ZeroGravitas an hour ago | parent [-]

The adjusted graph is a better reflection of "meeting their needs" than raw primary energy, since more than half of fossil primary energy is lost as waste heat.

lvl155 5 hours ago | parent | prev [-]

China is far more incentivized to champion renewable considering that they do not have the same access as the US. US is also on a path to quite literally invading other countries to extract crude and other resources. I don’t think China is in a position to do this, yet. If China invades Brunei or arrests Bolkiah, they will face irreversible repercussions.

All that said, I don’t think wind and solar are the answers. Geothermal and fusion will need to be the solution.

NickC25 an hour ago | parent | next [-]

>All that said, I don’t think wind and solar are the answers

Found the Oil & Gas lobbyist / apologist.

China might not have oil, but at least they are trying to figure something else out. Credit to them. Say what you want about The Party (I certainly have) but gotta give credit where and when its due. They have an interest in pushing alternative fuels, and by god they are doing it.

tim333 2 hours ago | parent | prev | next [-]

I think China is incentivised due to health effects of coal. "China's reliance on coal reduces life expectancy by 5.5 years" https://www.theguardian.com/environment/2013/jul/08/northern... etc.

I think it's a bit better now. I don't think invasions change that much.

Dumblydorr 5 hours ago | parent | prev | next [-]

What is the question to which fusion and geothermal is the answer? From a climate perspective those will come too late to aid our planet much until decades of further change, if fusion even comes at all.

Seems to me like wind solar batteries and nuclear are the answer, what’s actually being built now in a big way, not pie in the sky like fusion.

pfdietz 37 minutes ago | parent [-]

Fusion is the answer to "how can we extract R&D money for decades without ever actually delivering anything." There is little prospect it's going to be competitive, particularly DT fusion.
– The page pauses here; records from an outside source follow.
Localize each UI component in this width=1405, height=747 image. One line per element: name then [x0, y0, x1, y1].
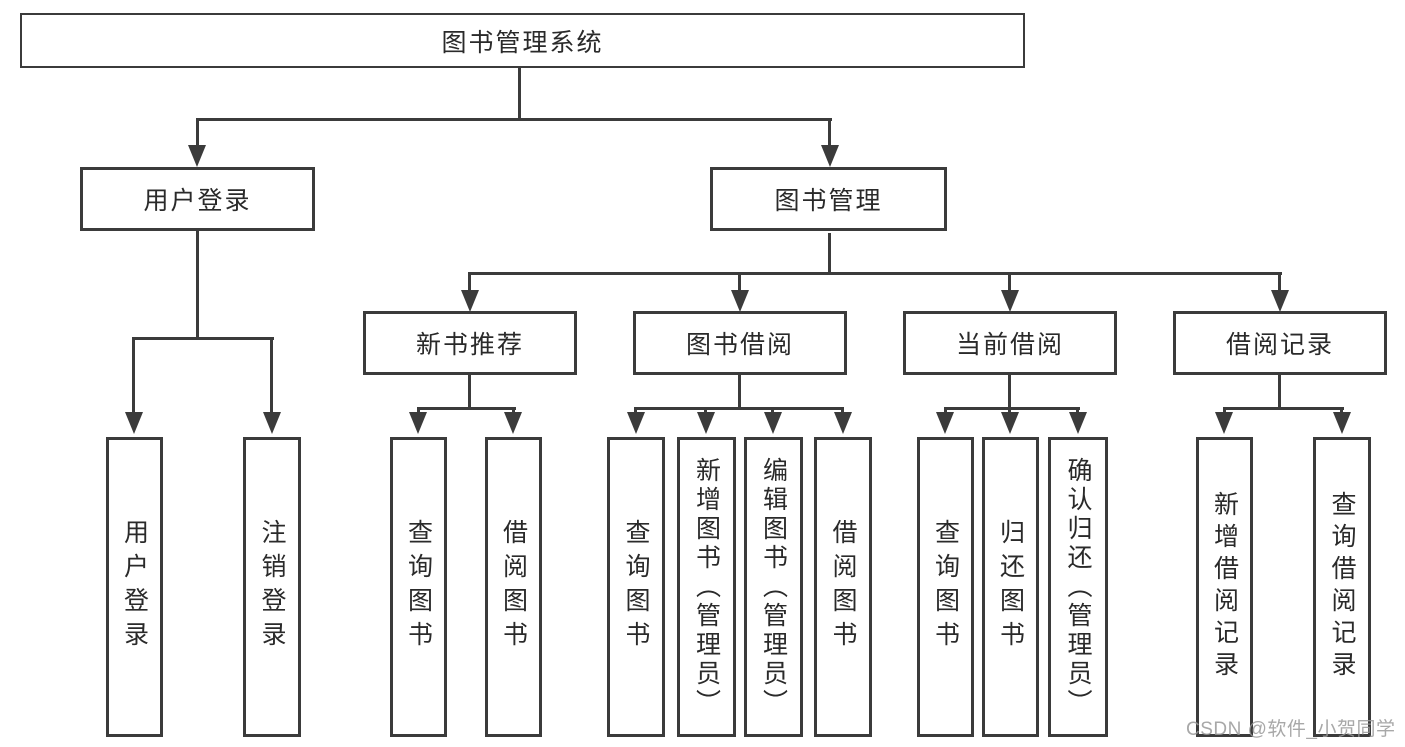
arrowhead-b1 — [409, 412, 427, 434]
arrowhead-leaf-logout — [263, 412, 281, 434]
arrowhead-e1 — [1215, 412, 1233, 434]
arrowhead-c1 — [627, 412, 645, 434]
edge-root-trunk — [518, 68, 521, 121]
edge-borrow-records-bus — [1223, 407, 1344, 410]
arrowhead-user-login — [188, 145, 206, 167]
leaf-borrow-books: 借阅图书 — [814, 437, 872, 737]
edge-book-management-bus — [468, 272, 1282, 275]
edge-stem-new-book — [468, 272, 471, 294]
leaf-query-books-recommend: 查询图书 — [390, 437, 447, 737]
arrowhead-book-management — [821, 145, 839, 167]
leaf-add-borrow-record: 新增借阅记录 — [1196, 437, 1253, 737]
edge-book-borrow-bus — [634, 407, 844, 410]
node-root: 图书管理系统 — [20, 13, 1025, 68]
leaf-confirm-return-admin: 确认归还（管理员） — [1048, 437, 1108, 737]
node-borrow-records: 借阅记录 — [1173, 311, 1387, 375]
arrowhead-b2 — [504, 412, 522, 434]
edge-stem-book-borrow — [738, 272, 741, 294]
leaf-query-books-current: 查询图书 — [917, 437, 974, 737]
leaf-query-borrow-record: 查询借阅记录 — [1313, 437, 1371, 737]
edge-user-login-trunk — [196, 231, 199, 340]
node-book-management: 图书管理 — [710, 167, 947, 231]
arrowhead-d1 — [936, 412, 954, 434]
leaf-logout: 注销登录 — [243, 437, 301, 737]
edge-stem-user-login — [196, 118, 199, 150]
edge-new-book-trunk — [468, 375, 471, 410]
edge-stem-borrow-records — [1278, 272, 1281, 294]
watermark: CSDN @软件_小贺同学 — [1186, 719, 1396, 740]
arrowhead-current-borrow — [1001, 290, 1019, 312]
edge-root-bus — [196, 118, 832, 121]
edge-new-book-bus — [417, 407, 516, 410]
arrowhead-book-borrow — [731, 290, 749, 312]
arrowhead-d3 — [1069, 412, 1087, 434]
arrowhead-borrow-records — [1271, 290, 1289, 312]
edge-current-borrow-trunk — [1008, 375, 1011, 410]
edge-stem-leaf-logout — [270, 337, 273, 415]
edge-current-borrow-bus — [944, 407, 1080, 410]
leaf-edit-book-admin: 编辑图书（管理员） — [744, 437, 803, 737]
arrowhead-c4 — [834, 412, 852, 434]
arrowhead-e2 — [1333, 412, 1351, 434]
node-user-login: 用户登录 — [80, 167, 315, 231]
edge-book-borrow-trunk — [738, 375, 741, 410]
edge-book-management-trunk — [828, 233, 831, 275]
arrowhead-leaf-user-login — [125, 412, 143, 434]
edge-user-login-bus — [132, 337, 274, 340]
edge-stem-book-management — [828, 118, 831, 150]
arrowhead-c2 — [697, 412, 715, 434]
arrowhead-new-book — [461, 290, 479, 312]
edge-stem-leaf-user-login — [132, 337, 135, 415]
leaf-add-book-admin: 新增图书（管理员） — [677, 437, 736, 737]
edge-stem-current-borrow — [1008, 272, 1011, 294]
leaf-borrow-books-recommend: 借阅图书 — [485, 437, 542, 737]
edge-borrow-records-trunk — [1278, 375, 1281, 410]
node-book-borrow: 图书借阅 — [633, 311, 847, 375]
node-current-borrow: 当前借阅 — [903, 311, 1117, 375]
node-new-book-recommend: 新书推荐 — [363, 311, 577, 375]
arrowhead-c3 — [764, 412, 782, 434]
leaf-user-login: 用户登录 — [106, 437, 163, 737]
leaf-return-books: 归还图书 — [982, 437, 1039, 737]
leaf-query-books-borrow: 查询图书 — [607, 437, 665, 737]
arrowhead-d2 — [1001, 412, 1019, 434]
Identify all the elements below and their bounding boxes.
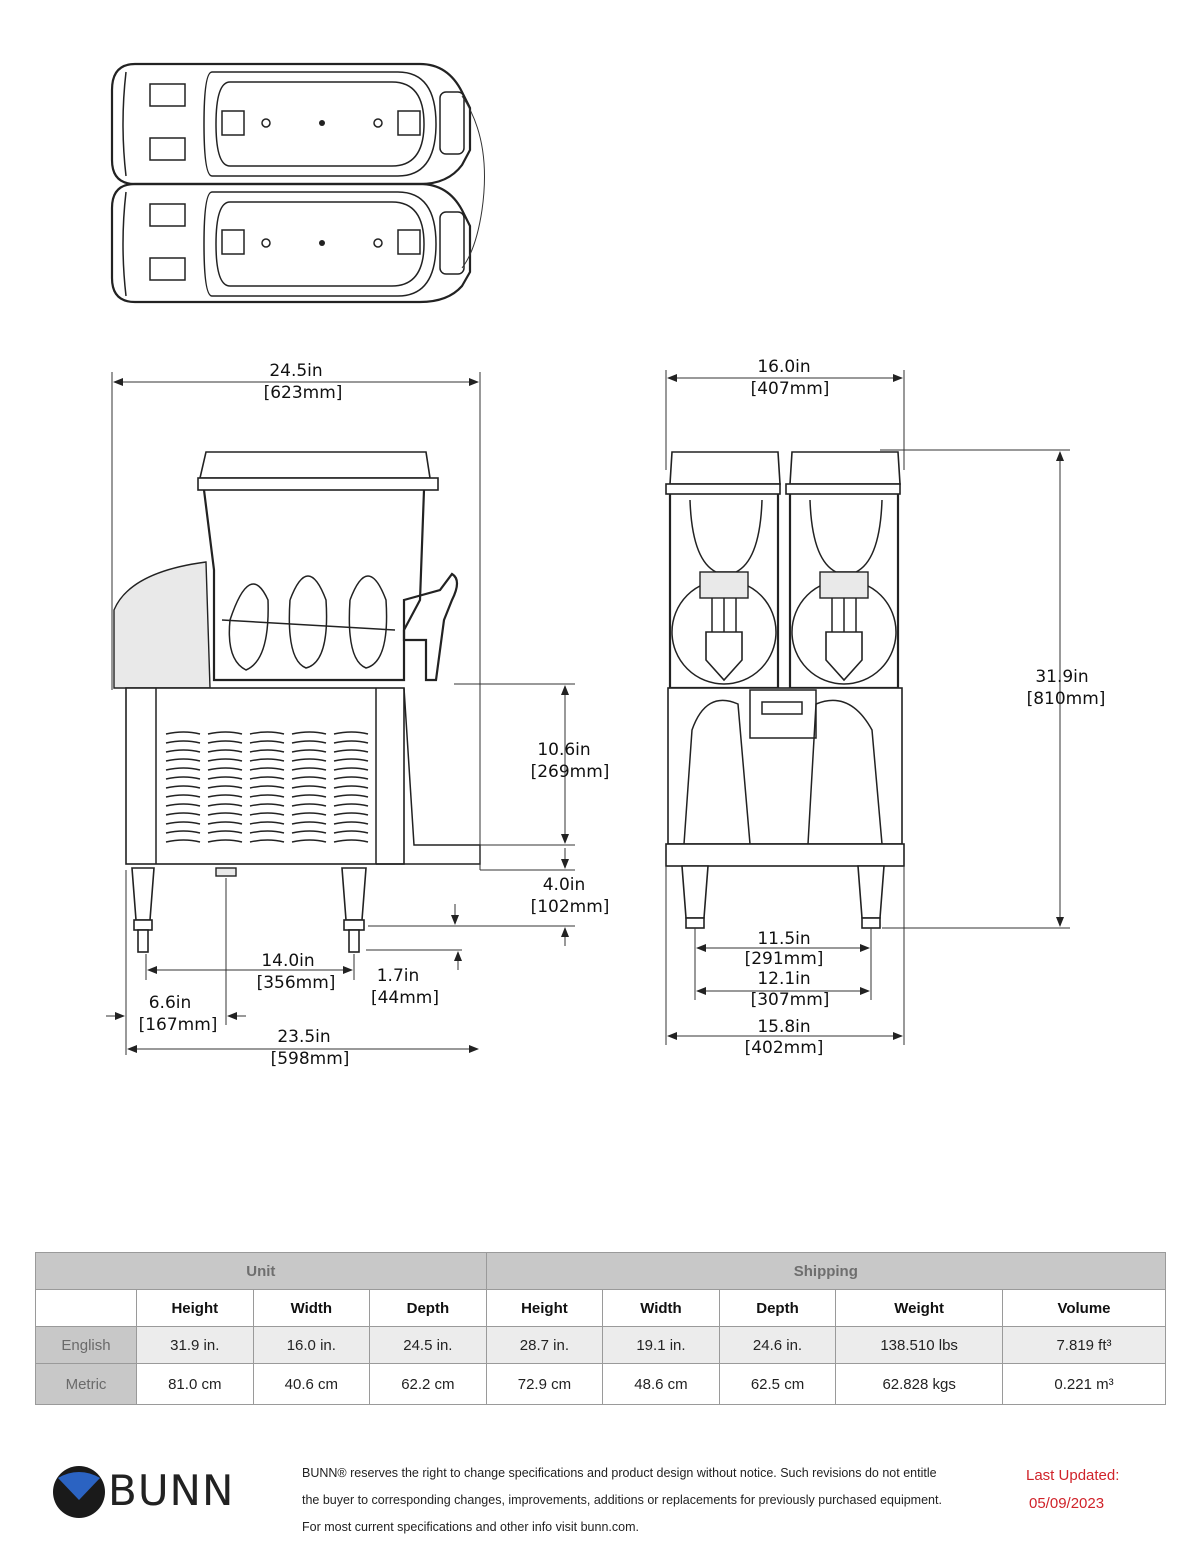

The engineering/economic obstacles are profound even if all the plasma physics problems are solved. Most of the efforts being touted are obvious nonstarters.

Mashimo 4 hours ago | parent | prev | next [-]

> Geothermal and fusion will need to be the solution.

China needs power NOW though.

actionfromafar 4 hours ago | parent | prev [-]

You can get a lot of stationary batteries for a couple of trillion dollars.